Le coaching de nos jours
Le coaching est un métier à part entière.
C’est un accompagnement personnalisé et structuré. Il permet d’améliorer les compétences et la performance d’un individu, d’un groupe ou d’une organisation.
Le client, par la construction de ses échanges avec le coach, peut trouver sa solution grâce à ses propres ressources, celle qui sera la plus adaptée à ses capacités, ses enjeux ou à sa situation.
A long terme le coaching doit permettre à celui qui est coaché de devenir autonome et responsable, c’est-à-dire trouver en soi les réponses aux diverses situations.
Nous ne trouvons pas dans un contexte d’aide, ce qui signifierait par là d’être dans le soutien, le réconfort, la protection. Il s’agit bien d’accompagner et de guider.
L’objectif d’un coaching : la personne prend conscience de son potentiel, retrouve confiance en elle et a une meilleure image d’elle-même.

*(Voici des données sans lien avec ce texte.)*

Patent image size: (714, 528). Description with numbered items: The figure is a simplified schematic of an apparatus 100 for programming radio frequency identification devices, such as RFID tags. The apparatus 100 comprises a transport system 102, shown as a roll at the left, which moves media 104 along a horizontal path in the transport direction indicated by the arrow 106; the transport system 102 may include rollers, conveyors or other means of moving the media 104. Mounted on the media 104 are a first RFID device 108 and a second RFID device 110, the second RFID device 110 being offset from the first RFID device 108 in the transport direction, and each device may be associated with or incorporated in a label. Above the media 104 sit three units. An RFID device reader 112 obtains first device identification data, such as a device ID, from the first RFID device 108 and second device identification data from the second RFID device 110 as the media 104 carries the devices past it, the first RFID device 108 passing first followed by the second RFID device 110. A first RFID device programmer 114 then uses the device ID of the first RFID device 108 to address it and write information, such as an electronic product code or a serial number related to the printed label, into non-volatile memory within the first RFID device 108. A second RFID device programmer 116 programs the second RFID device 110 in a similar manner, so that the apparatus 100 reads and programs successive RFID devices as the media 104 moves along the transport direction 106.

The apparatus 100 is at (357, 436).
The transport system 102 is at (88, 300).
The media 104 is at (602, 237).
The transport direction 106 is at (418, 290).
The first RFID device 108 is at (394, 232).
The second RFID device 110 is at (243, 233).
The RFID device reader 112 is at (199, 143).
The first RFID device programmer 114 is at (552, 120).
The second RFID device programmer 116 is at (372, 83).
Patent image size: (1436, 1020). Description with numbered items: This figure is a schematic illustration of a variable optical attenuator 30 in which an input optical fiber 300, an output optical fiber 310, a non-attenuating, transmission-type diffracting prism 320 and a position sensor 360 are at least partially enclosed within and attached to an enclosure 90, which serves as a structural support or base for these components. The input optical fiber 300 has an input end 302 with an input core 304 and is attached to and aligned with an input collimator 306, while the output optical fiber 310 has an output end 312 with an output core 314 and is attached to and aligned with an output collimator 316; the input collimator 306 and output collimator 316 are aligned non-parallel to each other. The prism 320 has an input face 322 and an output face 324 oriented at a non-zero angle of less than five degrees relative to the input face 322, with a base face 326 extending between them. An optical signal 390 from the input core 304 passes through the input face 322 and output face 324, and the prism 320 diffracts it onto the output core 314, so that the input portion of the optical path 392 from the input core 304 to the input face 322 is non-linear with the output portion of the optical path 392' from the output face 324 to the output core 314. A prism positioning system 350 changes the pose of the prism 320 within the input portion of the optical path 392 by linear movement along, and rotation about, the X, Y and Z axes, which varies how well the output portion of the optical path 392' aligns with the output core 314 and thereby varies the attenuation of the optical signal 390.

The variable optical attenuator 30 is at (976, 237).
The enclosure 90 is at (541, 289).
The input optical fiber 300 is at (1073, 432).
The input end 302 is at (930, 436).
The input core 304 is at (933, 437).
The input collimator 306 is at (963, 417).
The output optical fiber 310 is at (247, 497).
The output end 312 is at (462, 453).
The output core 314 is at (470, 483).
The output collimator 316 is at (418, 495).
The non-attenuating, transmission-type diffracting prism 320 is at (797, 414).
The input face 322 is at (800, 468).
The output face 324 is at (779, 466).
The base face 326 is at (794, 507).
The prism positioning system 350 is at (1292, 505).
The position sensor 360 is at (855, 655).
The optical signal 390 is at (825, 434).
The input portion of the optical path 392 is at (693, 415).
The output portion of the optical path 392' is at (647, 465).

La notion de « coaching », manquant de contours légaux, peut être utilisée par certains sans réelle compétence. C’est la raison pour laquelle il est impératif que ce métier soit encadré et que les coachs aient une véritable éthique et respectent la déontologie des coachs.

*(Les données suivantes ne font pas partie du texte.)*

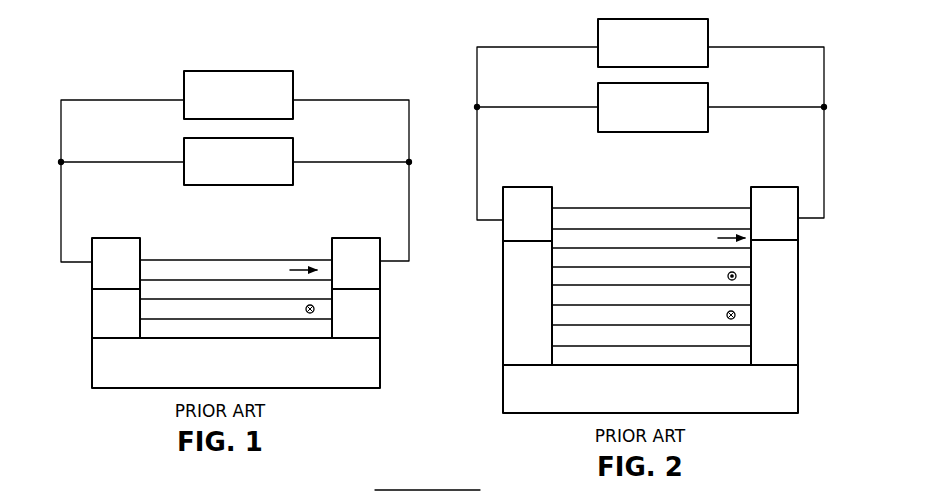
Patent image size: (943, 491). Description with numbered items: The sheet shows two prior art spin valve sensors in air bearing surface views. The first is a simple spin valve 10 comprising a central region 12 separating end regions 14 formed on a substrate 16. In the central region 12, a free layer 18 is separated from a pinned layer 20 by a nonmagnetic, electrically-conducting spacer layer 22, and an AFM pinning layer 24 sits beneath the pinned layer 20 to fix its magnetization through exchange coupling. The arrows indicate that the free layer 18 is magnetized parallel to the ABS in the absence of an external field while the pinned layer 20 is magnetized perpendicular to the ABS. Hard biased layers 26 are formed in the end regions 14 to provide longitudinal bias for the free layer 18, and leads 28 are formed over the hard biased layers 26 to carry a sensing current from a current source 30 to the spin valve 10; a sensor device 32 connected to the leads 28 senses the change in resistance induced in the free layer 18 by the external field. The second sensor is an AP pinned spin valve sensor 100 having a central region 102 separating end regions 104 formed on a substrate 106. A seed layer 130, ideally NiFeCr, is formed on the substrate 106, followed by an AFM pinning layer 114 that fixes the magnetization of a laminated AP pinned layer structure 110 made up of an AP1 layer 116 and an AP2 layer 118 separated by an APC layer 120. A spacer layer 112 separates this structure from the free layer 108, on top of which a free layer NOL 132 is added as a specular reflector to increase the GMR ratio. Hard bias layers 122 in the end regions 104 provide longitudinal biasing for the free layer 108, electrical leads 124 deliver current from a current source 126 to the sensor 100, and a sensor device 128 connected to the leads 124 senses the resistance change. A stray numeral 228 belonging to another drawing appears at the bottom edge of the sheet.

In FIG. 1, the spin valve 10 is at (336, 206).
In FIG. 1, the central region 12 is at (331, 233).
In FIG. 1, the end regions 14 is at (140, 233).
In FIG. 1, the substrate 16 is at (298, 378).
In FIG. 1, the free layer 18 is at (182, 267).
In FIG. 1, the pinned layer 20 is at (328, 312).
In FIG. 1, the spacer layer 22 is at (150, 300).
In FIG. 1, the AFM pinning layer 24 is at (318, 330).
In FIG. 1, the hard biased layers 26 is at (100, 331).
In FIG. 1, the leads 28 is at (102, 274).
In FIG. 1, the current source 30 is at (293, 143).
In FIG. 1, the sensor device 32 is at (277, 72).
In FIG. 2, the AP pinned spin valve sensor 100 is at (468, 222).
In FIG. 2, the central region 102 is at (750, 181).
In FIG. 2, the end regions 104 is at (552, 181).
In FIG. 2, the substrate 106 is at (738, 406).
In FIG. 2, the free layer 108 is at (706, 233).
In FIG. 2, the laminated AP pinned layer structure 110 is at (548, 268).
In FIG. 2, the spacer layer 112 is at (746, 276).
In FIG. 2, the AFM pinning layer 114 is at (553, 340).
In FIG. 2, the AP1 layer 116 is at (545, 318).
In FIG. 2, the AP2 layer 118 is at (746, 282).
In FIG. 2, the APC layer 120 is at (746, 302).
In FIG. 2, the hard bias layers 122 is at (503, 259).
In FIG. 2, the electrical leads 124 is at (503, 236).
In FIG. 2, the current source 126 is at (708, 97).
In FIG. 2, the sensor device 128 is at (700, 43).
In FIG. 2, the seed layer 130 is at (553, 361).
In FIG. 2, the free layer NOL 132 is at (618, 219).
In FIG. 2, the element of adjacent figure (partial) 228 is at (480, 490).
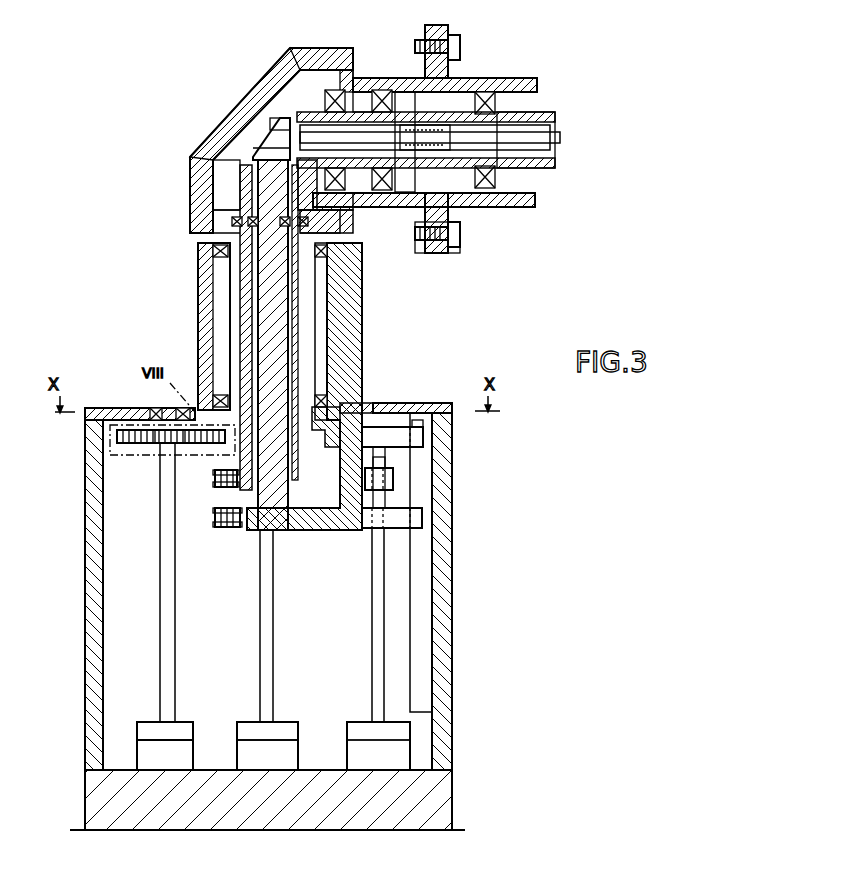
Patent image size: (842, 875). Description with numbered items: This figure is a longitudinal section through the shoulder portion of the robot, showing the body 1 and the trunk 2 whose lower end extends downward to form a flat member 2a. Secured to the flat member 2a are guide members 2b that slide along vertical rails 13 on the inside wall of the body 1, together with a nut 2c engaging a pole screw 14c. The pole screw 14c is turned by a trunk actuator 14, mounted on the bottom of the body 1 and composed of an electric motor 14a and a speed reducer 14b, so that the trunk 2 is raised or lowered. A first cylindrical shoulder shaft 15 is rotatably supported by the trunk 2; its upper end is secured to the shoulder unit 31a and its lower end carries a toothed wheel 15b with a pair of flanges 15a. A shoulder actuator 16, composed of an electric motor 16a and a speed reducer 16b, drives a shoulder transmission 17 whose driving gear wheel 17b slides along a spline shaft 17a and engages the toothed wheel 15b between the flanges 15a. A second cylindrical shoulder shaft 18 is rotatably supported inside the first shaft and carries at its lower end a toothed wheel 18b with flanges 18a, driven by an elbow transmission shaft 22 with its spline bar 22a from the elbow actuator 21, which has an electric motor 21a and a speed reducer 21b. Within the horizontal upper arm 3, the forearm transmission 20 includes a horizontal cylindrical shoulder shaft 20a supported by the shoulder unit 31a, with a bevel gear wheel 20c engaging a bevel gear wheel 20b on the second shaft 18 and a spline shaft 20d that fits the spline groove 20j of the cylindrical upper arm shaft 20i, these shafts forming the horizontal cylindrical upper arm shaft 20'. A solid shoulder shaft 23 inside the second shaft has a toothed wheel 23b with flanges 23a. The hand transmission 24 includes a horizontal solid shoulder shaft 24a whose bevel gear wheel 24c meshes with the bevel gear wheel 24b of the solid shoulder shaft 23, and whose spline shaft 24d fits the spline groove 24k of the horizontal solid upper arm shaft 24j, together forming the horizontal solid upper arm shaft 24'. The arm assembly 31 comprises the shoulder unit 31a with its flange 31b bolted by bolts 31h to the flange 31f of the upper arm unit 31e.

The body 1 is at (450, 818).
The trunk 2 is at (362, 358).
The flat member 2a is at (385, 450).
The guide members 2b is at (423, 437).
The nut 2c is at (393, 480).
The horizontal upper arm 3 is at (445, 255).
The vertical rails 13 is at (405, 562).
The trunk actuator 14 is at (410, 740).
The electric motor 14a is at (410, 762).
The speed reducer 14b is at (410, 728).
The pole screw 14c is at (385, 627).
The first cylindrical shoulder shaft 15 is at (215, 312).
The flanges 15a is at (320, 415).
The toothed wheel 15b is at (370, 405).
The shoulder actuator 16 is at (137, 740).
The electric motor 16a is at (137, 758).
The speed reducer 16b is at (137, 726).
The shoulder transmission 17 is at (160, 440).
The spline shaft 17a is at (160, 605).
The driving gear wheel 17b is at (120, 436).
The second cylindrical shoulder shaft 18 is at (246, 282).
The flanges 18a is at (215, 490).
The toothed wheel 18b is at (217, 477).
The forearm transmission 20 is at (402, 98).
The horizontal cylindrical upper arm shaft 20' is at (564, 139).
The horizontal cylindrical shoulder shaft 20a is at (357, 77).
The bevel gear wheel 20b is at (200, 168).
The bevel gear wheel 20c is at (283, 90).
The spline shaft 20d is at (405, 78).
The cylindrical upper arm shaft 20i is at (545, 114).
The spline groove 20j is at (470, 78).
The elbow actuator 21 is at (237, 737).
The electric motor 21a is at (237, 752).
The speed reducer 21b is at (250, 720).
The elbow transmission shaft 22 is at (277, 722).
The spline bar 22a is at (273, 603).
The solid shoulder shaft 23 is at (280, 330).
The flanges 23a is at (227, 530).
The toothed wheel 23b is at (215, 517).
The hand transmission 24 is at (423, 203).
The horizontal solid upper arm shaft 24' is at (455, 146).
The horizontal solid shoulder shaft 24a is at (390, 185).
The bevel gear wheel 24b is at (258, 157).
The bevel gear wheel 24c is at (275, 128).
The spline shaft 24d is at (400, 195).
The horizontal solid upper arm shaft 24j is at (545, 152).
The spline groove 24k is at (460, 205).
The arm assembly 31 is at (445, 28).
The shoulder unit 31a is at (292, 60).
The flange 31b is at (418, 40).
The upper arm unit 31e is at (527, 78).
The flange 31f is at (460, 40).
The bolts 31h is at (460, 235).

« Le coaching se doit aux hommes, à la réussite de leur évolution, à leur performance, à la seule place qui leur revient dans les systèmes et les organisations du monde qui est le nôtre, le centre »
Les compétences clés d’un coach
Il est important que le coach sache bien communiquer et écouter pour créer la relation. Une bonne connaissance de la psychologie humaine et des mécanismes du cerveau lui permettons tout d’abord à bien se connaitre et puis comprendre mieux son client.
Un bon sens d’observation, d’adaptation et d’analyse, et l’art de poser des questions l’aideront également à bien faire progresser le coaché.
Bien sûr, il y a la congruence, la patience, la bienveillance, l’humilité et la confidentialité.
Une autre qualité fondamentale du coach, c’est l’empathie. Sa capacité à se mettre à la place du coaché, entrer dans son mode de pensée et de sa vision du monde. Cependant, il faut bien faire attention.
L’empathie, qui signifie je ressens comme mienne la douleur de l’autre, peut-être un véritable biais, un simple miroir des émotions d’autrui. Si on analyse un peu sérieusement les choses, on ne peut pas concrètement se mettre à la place de l’autre, d’un tiers ou d’inconnus, car cette place est déjà occupée par eux !
En se mettant à la place de l’autre on constate que l’émotion l’emporte sur la raison. Une froide compassion est peut-être préférable à l’empathie, parce que l’empathie est biaisée en faveur de nos semblables.
Le coach ne donne pas de solutions toute faites à son client. Le client est le mieux placé pour savoir ce qui est bon pour lui.
Dans la manière de formuler les choses, il est tout fait possible de recommander, de partager son point de vue, mais jamais dire « Il faut faire comma ça! ».
« Aucune connaissance contenue dans un livre n’habilite une personne à décider pour une autre. Cela vaut pour les décisions de la vie et pour le style de vie aussi bien que, moment par moment, pour décider de quoi une personne va parler, ce qu’elle va sentir intérieurement et ce dont elle va choisir de débattre.
Une autre personne peut anticiper, mais, ultimement, la croissance personnelle va de l’intérieur vers l’extérieur. Un processus de changement commence à l’intérieur et se déplace dans des directions que même l’esprit de la personne ne peut diriger, encore moins l’esprit d’une autre.»